Maths recap 1: Group Theory, Combinatorics and Graham's Number

5 Minutes
Mar 27, 2025
302 Words

This week, I finally learned (roughly) what Lie Groups are (pronounced ‘LEE’). Imagine an n-sided polygon sitting on a flat surface. Rotate it $\frac{2\pi}{n}$ degrees. The polygon looks exactly the same. If you include the reflective symmetries, you create what’s known as a Dihedral group, written $D_{n}.$ Now consider the symmetries of a circle. We can rotate any $\theta \in [0,2\pi)$ and we still get an identical image. This makes the group an infinite group.

The other important thing is that the group action is smooth (differentiable). This makes some sense, since the act of passing through each $\theta$ is definitely continuous, but I’m not sure how the calculus on groups actually works.

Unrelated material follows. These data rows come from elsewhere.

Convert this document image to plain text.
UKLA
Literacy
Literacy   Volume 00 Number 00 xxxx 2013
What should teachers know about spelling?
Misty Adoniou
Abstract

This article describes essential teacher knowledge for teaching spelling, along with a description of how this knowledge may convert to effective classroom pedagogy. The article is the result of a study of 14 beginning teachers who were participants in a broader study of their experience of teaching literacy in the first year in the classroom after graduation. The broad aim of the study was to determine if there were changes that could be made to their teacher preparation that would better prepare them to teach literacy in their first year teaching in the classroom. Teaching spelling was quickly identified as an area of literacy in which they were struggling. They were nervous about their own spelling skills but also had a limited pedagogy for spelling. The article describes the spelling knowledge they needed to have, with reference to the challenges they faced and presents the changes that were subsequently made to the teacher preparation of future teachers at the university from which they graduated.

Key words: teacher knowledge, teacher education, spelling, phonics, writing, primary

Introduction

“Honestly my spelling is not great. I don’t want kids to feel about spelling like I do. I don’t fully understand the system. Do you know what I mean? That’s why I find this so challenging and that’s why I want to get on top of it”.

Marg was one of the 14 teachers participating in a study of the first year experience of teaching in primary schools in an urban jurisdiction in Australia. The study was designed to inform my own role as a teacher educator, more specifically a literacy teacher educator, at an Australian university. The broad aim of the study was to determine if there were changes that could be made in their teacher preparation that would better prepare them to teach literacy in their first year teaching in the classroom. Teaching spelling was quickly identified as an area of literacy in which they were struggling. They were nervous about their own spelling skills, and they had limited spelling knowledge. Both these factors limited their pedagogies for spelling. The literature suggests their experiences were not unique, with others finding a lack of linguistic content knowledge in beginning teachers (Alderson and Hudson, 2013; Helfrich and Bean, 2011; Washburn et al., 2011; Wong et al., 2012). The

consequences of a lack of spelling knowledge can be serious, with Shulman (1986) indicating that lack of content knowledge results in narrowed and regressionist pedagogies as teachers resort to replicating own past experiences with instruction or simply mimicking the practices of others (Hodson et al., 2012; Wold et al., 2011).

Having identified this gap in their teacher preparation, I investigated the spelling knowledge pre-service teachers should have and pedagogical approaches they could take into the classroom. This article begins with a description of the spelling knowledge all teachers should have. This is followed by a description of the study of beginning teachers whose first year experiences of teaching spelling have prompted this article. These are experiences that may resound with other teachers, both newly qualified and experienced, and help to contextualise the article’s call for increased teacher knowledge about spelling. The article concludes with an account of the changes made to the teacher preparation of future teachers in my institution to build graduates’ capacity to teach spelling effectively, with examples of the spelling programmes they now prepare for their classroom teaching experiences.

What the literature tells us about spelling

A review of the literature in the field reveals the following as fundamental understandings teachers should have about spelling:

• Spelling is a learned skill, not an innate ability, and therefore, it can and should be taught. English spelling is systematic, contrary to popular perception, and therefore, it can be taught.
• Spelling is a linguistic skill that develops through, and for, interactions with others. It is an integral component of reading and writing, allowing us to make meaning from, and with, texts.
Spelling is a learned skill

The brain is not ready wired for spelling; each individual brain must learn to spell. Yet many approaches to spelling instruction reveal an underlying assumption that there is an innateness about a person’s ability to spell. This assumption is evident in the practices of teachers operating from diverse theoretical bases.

Earlier, I also learned about permutation groups and their notation. For the set $\{ A,B,C,D,E \}$, you can represent the act of changing the ordering $O_{1}=(A,B,C,D,E)$ to $O_{2}=(A,C,B,E,D)$ as a bijection $f:O_{1} \to O_{2},$ where $f(A)=A, f(B)=C, \dots, f(E)=E.$ The way to write this compactly is to make cycles. If you happen to have done any speed-cubing blindfolded methods, this idea will not be unusual. $A$ maps to itself, so its cycle, $(A),$ is trivial. $B\to C$ and $C\to B$, so we write $(B\;C).$ Likewise we get $(D\; E).$ Putting this together gives $(A)(B\; C)(D\; E)=(B\; C)(D\; E).$

Then I learned about Graham’s number. I’m surprised that this was actually useful for “serious maths,” outside of fun thought experiments. It made me realise just how powerful recursion is. The decimal system compresses numbers significantly, allowing us to express a number like $1,000,000$ with only seven digits, but the notation of

$$ g_{n} = \begin{cases} 3 \uparrow \uparrow \uparrow \uparrow 3,\quad n=1\\ 3 \uparrow^{g_{n-1}}3, \quad \text{if } n \geq 2 \end{cases} $$

takes composition and recursion to a whole new level. Language, and writing systems in particular, are so intriguing!